You can achieve long-term objectives such as funding your retirement, higher education, home purchase, and so on. When you’re young, you can invest in slightly riskier but high-return instruments since you have the advantage of time and fewer financial obligations. Long-term investing offers more flexibility regarding recovery and benefits, even when you have to tackle short-term losses along the way. To put it in another way, you will massively benefit from the power of compounding, which enables your money to grow enormously over time if you invest early and consistently.
Experts advise switching from riskier assets like equities to more conservative ones like bonds and cash as you age and have a shorter time horizon. This is because if the market crashes right before you want to retire, short-term volatility could pose a greater risk.
Saving money is usually a smart idea, even for younger people, especially if you have short-term objectives like paying for a vacation, a new laptop, or a phone. Savings are transferring funds into a low-risk, safe account like a certificate of deposit (CD), savings account, or money market account. Although savings products typically have low risk, they also offer lower returns in most cases. If you can't afford to lose any of your money and you need to access it soon, then they’re a good choice indeed.
FAQs
Which is riskier, saving or investing?
Saving involves extremely minimal risk by definition. On the other hand, there is a chance of losing money when investing. Consequently, investing carries greater risks than saving.
Why do some people prefer to save rather than invest?
Some people might prefer to save money than make investments for a variety of reasons. Many like keeping more cash in their savings accounts to enjoy a sense of security, especially if they foresee sudden emergencies or costs down the line. Others may want to put their money in low-risk savings plans in order to meet short-term objectives in the near future. Some people may now know how to invest or may lack input about the proper investment options. Some may have lower risk tolerance levels as well. Additionally, after paying for their necessities, not everyone has money left for investing.

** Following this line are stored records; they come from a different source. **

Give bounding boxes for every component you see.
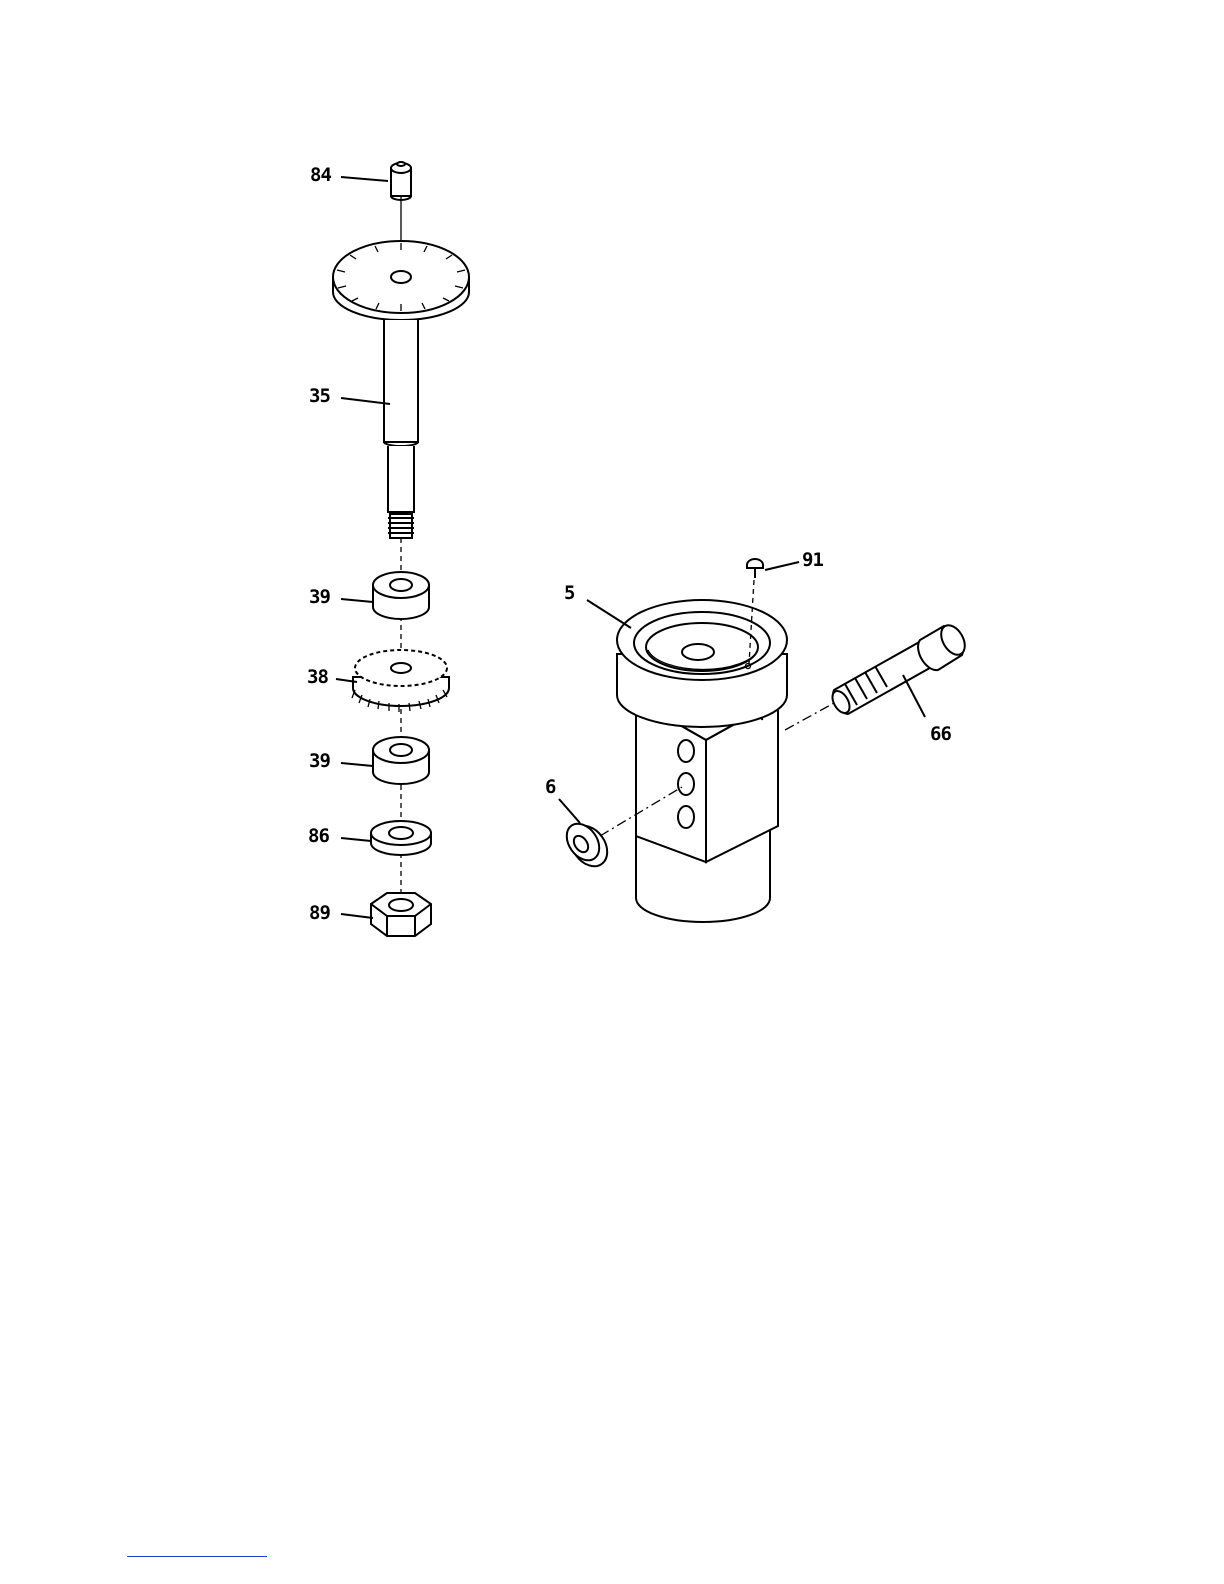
part-66-cap-screw xyxy=(829,621,970,716)
callout-35: 35 xyxy=(309,385,330,407)
callout-6: 6 xyxy=(545,776,556,798)
part-39-bearing-upper xyxy=(373,572,429,619)
part-84-pin xyxy=(391,162,411,200)
callout-66: 66 xyxy=(930,723,951,745)
part-86-washer xyxy=(371,821,431,855)
part-89-hex-nut xyxy=(371,893,431,936)
part-38-gear xyxy=(352,650,449,712)
screw-66-axis-line xyxy=(785,703,834,730)
footer-rule xyxy=(127,1556,267,1557)
callout-39-upper: 39 xyxy=(309,586,330,608)
callout-89: 89 xyxy=(309,902,330,924)
part-5-housing xyxy=(617,600,787,922)
callout-39-lower: 39 xyxy=(309,750,330,772)
part-39-bearing-lower xyxy=(373,737,429,784)
callout-38: 38 xyxy=(307,666,328,688)
callout-91: 91 xyxy=(802,549,823,571)
callout-5: 5 xyxy=(564,582,575,604)
part-35-dial-shaft xyxy=(333,241,469,538)
part-6-bushing xyxy=(560,818,615,874)
callout-86: 86 xyxy=(308,825,329,847)
callout-84: 84 xyxy=(310,164,331,186)
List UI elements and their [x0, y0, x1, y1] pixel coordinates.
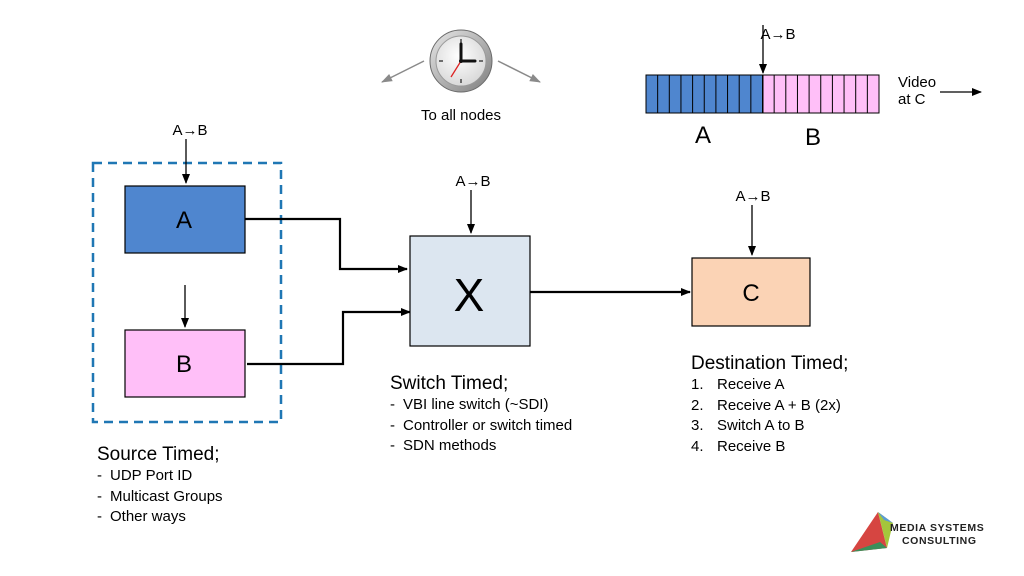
list-item: 2. Receive A + B (2x): [691, 396, 848, 417]
switch-items-list: -VBI line switch (~SDI)-Controller or sw…: [390, 395, 572, 457]
list-item: -Other ways: [97, 507, 223, 528]
list-item-text: Receive A: [717, 376, 785, 393]
video-strip: [645, 74, 880, 114]
switch-notes: Switch Timed; -VBI line switch (~SDI)-Co…: [390, 373, 572, 457]
list-item-text: Controller or switch timed: [403, 416, 573, 434]
list-item-text: VBI line switch (~SDI): [403, 396, 549, 413]
source-heading: Source Timed;: [97, 444, 220, 465]
list-item: -UDP Port ID: [97, 466, 223, 487]
list-item-text: Switch A to B: [717, 417, 805, 434]
destination-node-label: C: [742, 280, 759, 307]
list-number: 1.: [691, 376, 704, 393]
clock-right-arrow: [497, 60, 541, 83]
list-marker: -: [390, 416, 395, 434]
destination-switch-label: A→B: [735, 188, 770, 205]
destination-heading: Destination Timed;: [691, 353, 849, 374]
video-strip-switch-label: A→B: [760, 26, 795, 43]
list-item-text: UDP Port ID: [110, 467, 193, 484]
source-switch-label: A→B: [172, 122, 207, 139]
list-item: -Controller or switch timed: [390, 416, 572, 437]
source-box-b-label: B: [176, 351, 192, 378]
source-box-a: [124, 185, 246, 254]
destination-node-box: [691, 257, 811, 327]
video-output-label-line2: at C: [898, 91, 926, 108]
connector-b-to-switch: [247, 308, 411, 366]
switch-switch-label: A→B: [455, 173, 490, 190]
list-marker: -: [390, 437, 395, 454]
list-item-text: SDN methods: [403, 437, 497, 454]
source-box-a-label: A: [176, 207, 192, 234]
list-item: -SDN methods: [390, 436, 572, 457]
list-item: 1. Receive A: [691, 375, 848, 396]
list-item: 4. Receive B: [691, 437, 848, 458]
list-marker: -: [97, 508, 102, 525]
switch-node-box: [409, 235, 531, 347]
list-item: 3. Switch A to B: [691, 416, 848, 437]
media-systems-logo: MEDIA SYSTEMS CONSULTING: [851, 512, 984, 552]
list-item-text: Other ways: [110, 508, 186, 525]
destination-items-list: 1. Receive A 2. Receive A + B (2x) 3. Switch …: [691, 375, 848, 457]
list-item-text: Receive B: [717, 437, 786, 455]
source-items-list: -UDP Port ID-Multicast Groups-Other ways: [97, 466, 223, 528]
list-marker: -: [97, 467, 102, 484]
list-marker: -: [97, 487, 102, 505]
list-item: -VBI line switch (~SDI): [390, 395, 572, 416]
source-notes: Source Timed; -UDP Port ID-Multicast Gro…: [97, 444, 223, 528]
source-group-border: [91, 161, 283, 424]
list-item-text: Receive A + B (2x): [717, 396, 841, 414]
clock-icon: [429, 29, 493, 93]
switch-node-label: X: [454, 269, 485, 321]
list-number: 2.: [691, 396, 704, 414]
list-item-text: Multicast Groups: [110, 487, 223, 505]
clock-caption: To all nodes: [421, 107, 501, 124]
source-box-b: [124, 329, 246, 398]
logo-line1: MEDIA SYSTEMS: [890, 522, 984, 534]
list-number: 3.: [691, 417, 704, 434]
destination-notes: Destination Timed; 1. Receive A 2. Receive …: [691, 353, 848, 457]
video-strip-label-a: A: [695, 122, 711, 149]
video-output-label-line1: Video: [898, 74, 936, 91]
connector-a-to-switch: [245, 217, 408, 273]
list-number: 4.: [691, 437, 704, 455]
video-strip-label-b: B: [805, 124, 821, 151]
switch-heading: Switch Timed;: [390, 373, 509, 394]
list-marker: -: [390, 396, 395, 413]
clock-left-arrow: [381, 60, 425, 83]
list-item: -Multicast Groups: [97, 487, 223, 508]
logo-line2: CONSULTING: [902, 535, 977, 547]
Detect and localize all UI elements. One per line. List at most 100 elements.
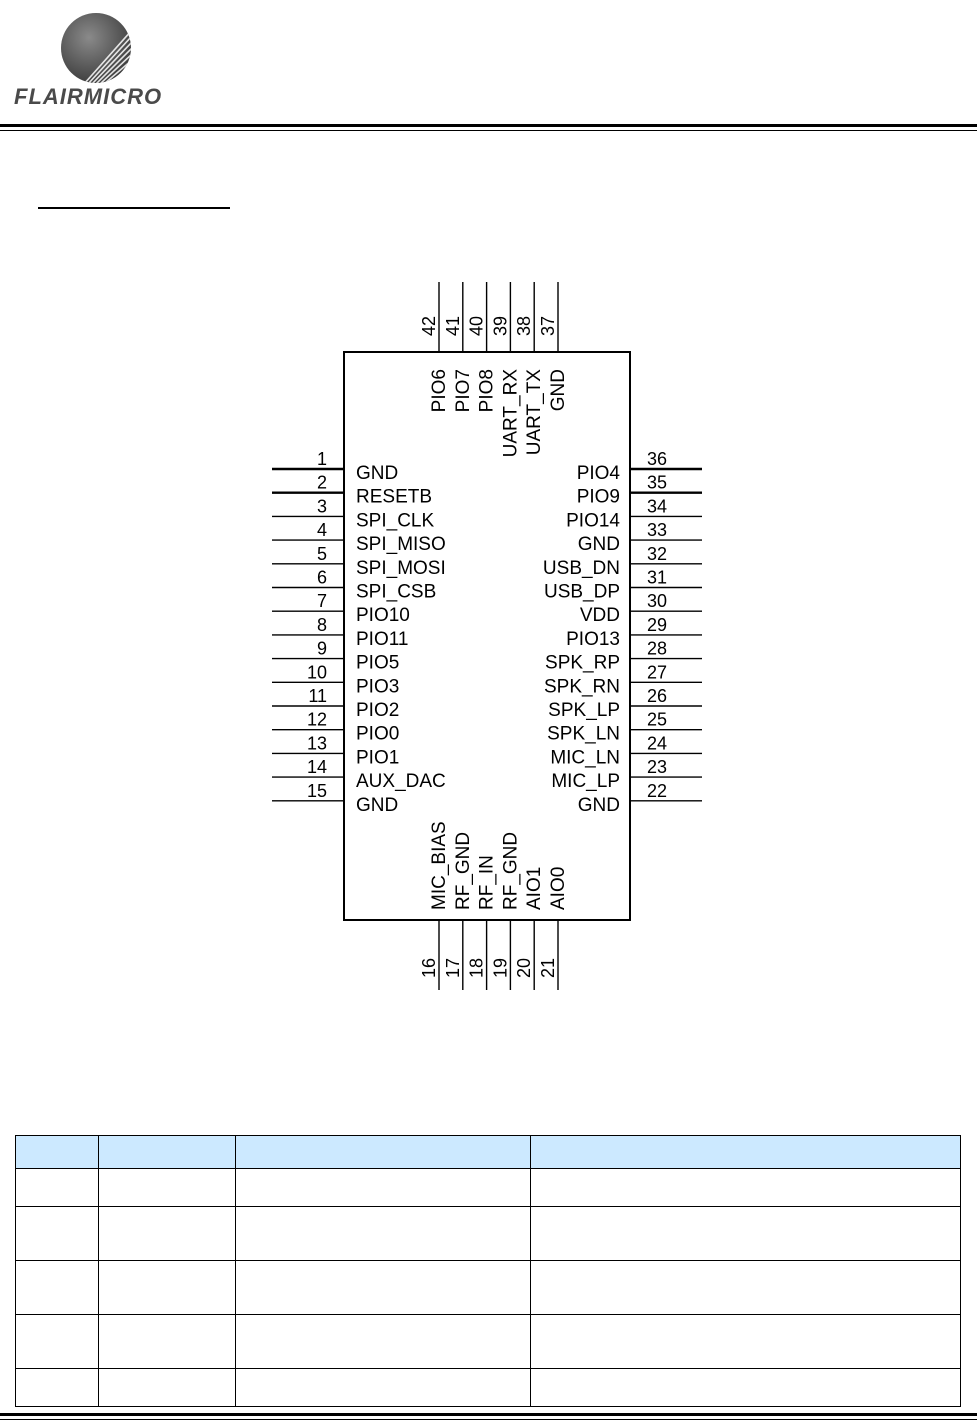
table-cell	[235, 1206, 531, 1261]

As I grow older, do I need to save more or less in my savings plans?
You might not need to save anymore if you began saving at a young age and have amassed a significant corpus. However, you might need to increase your savings plan contributions to make up for the years you missed if you started saving later.
As an example, aim to save 1-1.5 times your present pay by the age of 35 as your retirement savings plan. The goal is to save three-and-a-half to six times your earnings by the time you are fifty. You may want to save six to eleven times your salary by the time you're sixty.